Là, en tout cas pour ceux d’entre-vous qui n’ont pas encore lu cette fameuse directive du 16 avril dernier, vous devez penser : « Mais, qu’est-ce qu’il nous raconte, Ernest, comme connerie… ?! »
Hé, ben, non… ! Ce n’est pas une connerie du tout, chers amis français confinés et bloqués chez vous depuis bientôt 15 jours ! D’ailleurs, voici le lien : https://www.interieur.gouv.fr/Actualites/L-actu-du-Ministere/Attestation-de-deplacement-et-de-voyage
En effet (selon le paragraphe 2 de cette directive), si vous êtes Belge, Allemand, ou même pire : Roumain (où la pandémie bat son plein) vous pouvez tout à fait venir faire du tourisme en France, et vous déplacer à loisirs sur le territoire national !
Comment que c’est écrit déjà sur le fronton de nos mairies ? Liberté, égalité, fraternité… c’est bien ça, hein ?! Liberté… Liberté, j’écris ton nom, sur les murs de ma prison… !
Alors, pour terminer, et comme dirait quelqu’un d’autre (de plus talentueux) : « Non, mais sérieusement… ! »

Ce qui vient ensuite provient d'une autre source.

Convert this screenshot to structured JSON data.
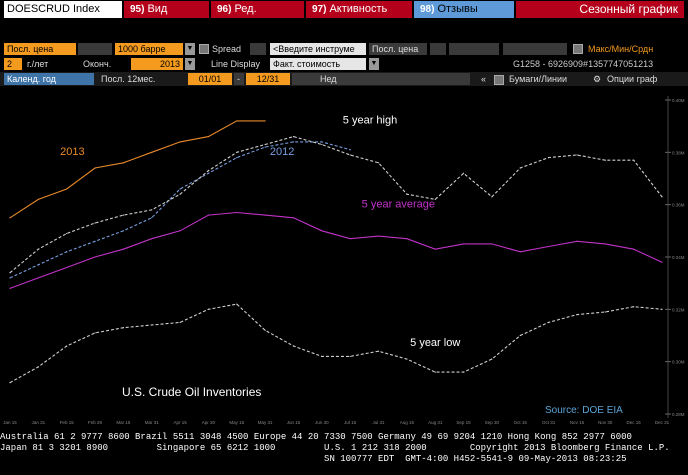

Chapitre 39. Sécotine en stock.

J-1. Villa Mektoub. Fin de soirée.

Je sais. Oui, je sais très bien ce que vous allez me dire, bande de gros malins que vous êtes, j’aurai du faire gaffe et m’en douter un peu ! Hé, ben, non ! Voilà, c’est comme ça… je n’ai rien vu venir ! Rien de rien ! Et lorsque je suis arrivée toute essoufflée sur le parking : il était déjà trop tard…

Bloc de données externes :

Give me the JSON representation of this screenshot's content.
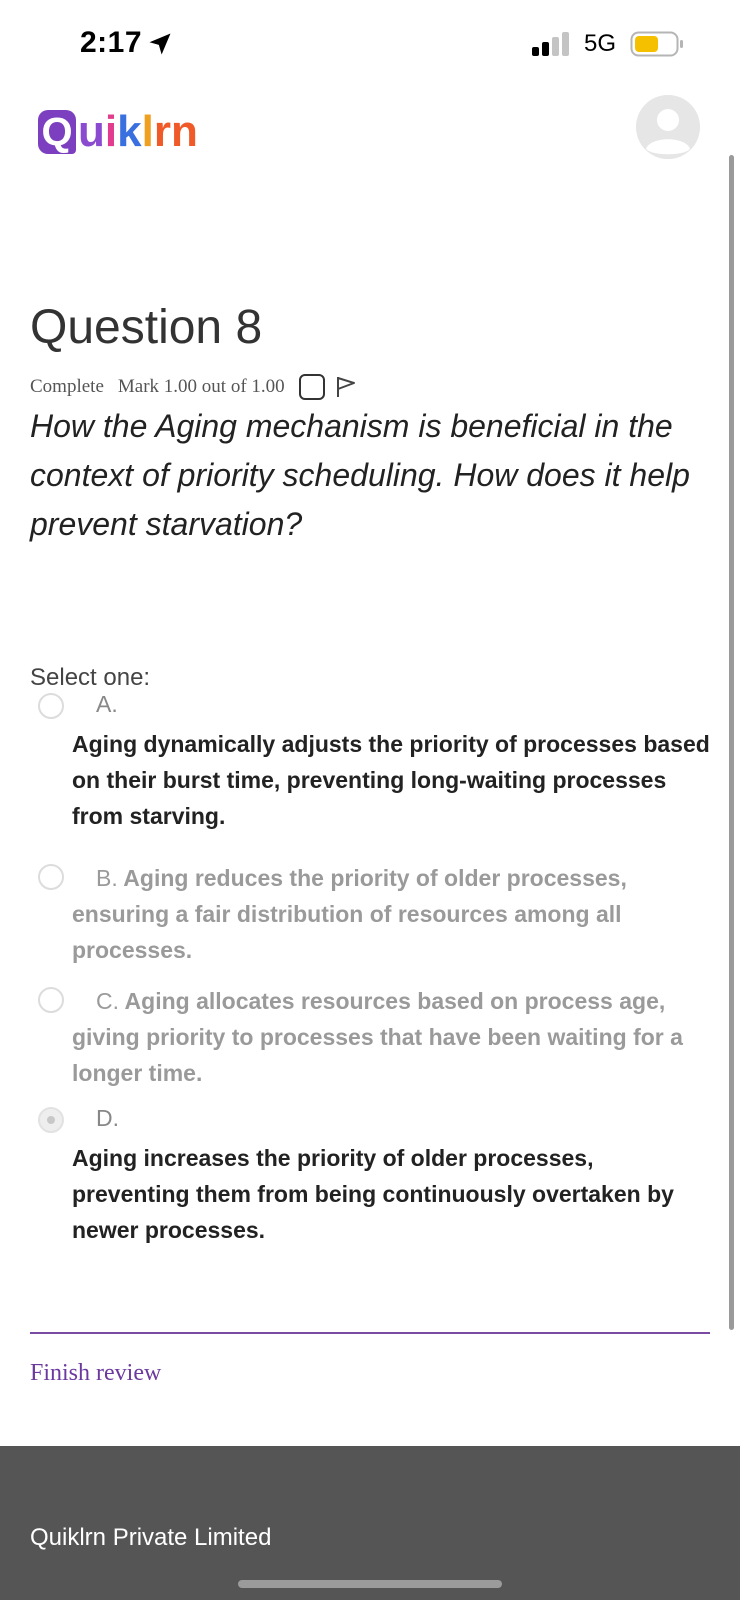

Oh, j’ai bien tenté de les arrêter, en lui arrachant tout de suite des mains son flingue, à ce trépané du cerveau de Goofie qui me restait planté là, au beau milieu, aussi raide qu’une grosse bitte d’amarrage en bronze tanquée sur un quai mal pavé de la Mer du Nord, et puis même que je leur ai tiré dessus ensuite, et même que tout le chargeur y est passé, jusqu’à la dernière balle, mais ils se sont évaporés en trombe dans la nuit tropézienne… avec ma Gladys… évanouie, évanouie ma passion, mon amour, ma petite chérie, mon unique raison de vivre…

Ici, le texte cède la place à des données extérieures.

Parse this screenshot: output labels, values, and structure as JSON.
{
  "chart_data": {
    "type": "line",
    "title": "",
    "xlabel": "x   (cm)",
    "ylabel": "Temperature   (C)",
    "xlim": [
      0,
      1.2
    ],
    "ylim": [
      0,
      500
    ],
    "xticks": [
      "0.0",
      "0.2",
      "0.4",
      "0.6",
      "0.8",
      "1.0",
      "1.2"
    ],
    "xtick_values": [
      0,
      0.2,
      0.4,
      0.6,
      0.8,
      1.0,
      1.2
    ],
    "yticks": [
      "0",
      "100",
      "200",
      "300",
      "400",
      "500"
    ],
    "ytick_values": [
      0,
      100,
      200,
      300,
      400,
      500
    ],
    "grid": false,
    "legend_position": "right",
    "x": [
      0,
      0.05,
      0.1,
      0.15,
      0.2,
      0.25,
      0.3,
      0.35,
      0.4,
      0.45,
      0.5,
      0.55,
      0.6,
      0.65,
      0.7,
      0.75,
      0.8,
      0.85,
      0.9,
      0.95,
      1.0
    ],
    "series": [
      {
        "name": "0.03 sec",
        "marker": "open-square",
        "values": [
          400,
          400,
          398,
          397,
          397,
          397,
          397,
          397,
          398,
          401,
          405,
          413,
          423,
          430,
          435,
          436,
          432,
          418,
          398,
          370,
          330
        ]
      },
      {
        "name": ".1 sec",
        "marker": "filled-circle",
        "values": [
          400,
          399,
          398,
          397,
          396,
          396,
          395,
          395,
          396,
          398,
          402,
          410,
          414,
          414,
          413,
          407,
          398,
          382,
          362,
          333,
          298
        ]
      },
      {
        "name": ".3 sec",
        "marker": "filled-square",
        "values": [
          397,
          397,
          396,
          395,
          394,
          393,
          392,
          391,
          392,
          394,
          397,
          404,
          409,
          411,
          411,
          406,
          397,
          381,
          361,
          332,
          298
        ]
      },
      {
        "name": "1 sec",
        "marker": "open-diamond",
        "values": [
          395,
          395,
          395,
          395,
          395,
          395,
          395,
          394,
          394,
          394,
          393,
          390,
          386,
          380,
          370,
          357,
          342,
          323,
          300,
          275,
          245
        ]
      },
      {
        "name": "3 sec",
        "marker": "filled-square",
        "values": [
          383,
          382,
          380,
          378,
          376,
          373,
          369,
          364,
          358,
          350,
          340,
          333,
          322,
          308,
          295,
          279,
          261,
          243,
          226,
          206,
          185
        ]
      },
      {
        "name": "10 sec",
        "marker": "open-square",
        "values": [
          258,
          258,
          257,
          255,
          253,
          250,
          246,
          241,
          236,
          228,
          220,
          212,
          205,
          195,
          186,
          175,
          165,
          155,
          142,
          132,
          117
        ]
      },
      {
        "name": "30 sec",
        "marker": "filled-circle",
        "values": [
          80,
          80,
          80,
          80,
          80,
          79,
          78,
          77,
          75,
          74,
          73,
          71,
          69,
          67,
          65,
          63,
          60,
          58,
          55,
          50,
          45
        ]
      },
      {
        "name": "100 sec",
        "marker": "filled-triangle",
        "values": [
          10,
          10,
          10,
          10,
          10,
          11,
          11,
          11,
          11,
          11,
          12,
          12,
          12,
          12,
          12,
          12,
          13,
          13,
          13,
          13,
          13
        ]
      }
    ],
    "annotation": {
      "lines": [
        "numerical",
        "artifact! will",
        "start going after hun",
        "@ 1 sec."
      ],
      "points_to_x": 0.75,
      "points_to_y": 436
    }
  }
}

Alors c’est vrai, je ne vais pas le nier ; je n’aurai jamais du la laisser sans surveillance, ne serait-ce même que durant ces cinq petites minutes qui me furent nécessaires pour récupérer mon Balou dans cet hélicoptère.

Ah, ils avaient bien préparé leur coup, ces salauds ! Mais d’où qu’ils sortaient donc encore, ceux-là… ?! M’ont bien baisée en tout cas ! Quelle conne ! Et ce mollasson de Jean-Lain, ce pauvre larbin de première classe, qui n’a rien compris lorsqu’il m’a vue partir comme une flèche, sans même lui dire au revoir et merci, et puis, ce putain de semi-remorque déboulant à tout berzingue, que je n’ai pas vu arriver et qui a bien failli m’aplatir comme une crêpe si je n’avais pas eu ce réflexe de dingue de me jeter sur le côté au dernier instant, sauvant aussi in extremis mon Balou. Et ma valise.

Cependant, j’avais eu le temps de reconnaître le type au volant. Et là, aucun doute, encore lui… ce salopard de clown… cette espèce de petite ordure !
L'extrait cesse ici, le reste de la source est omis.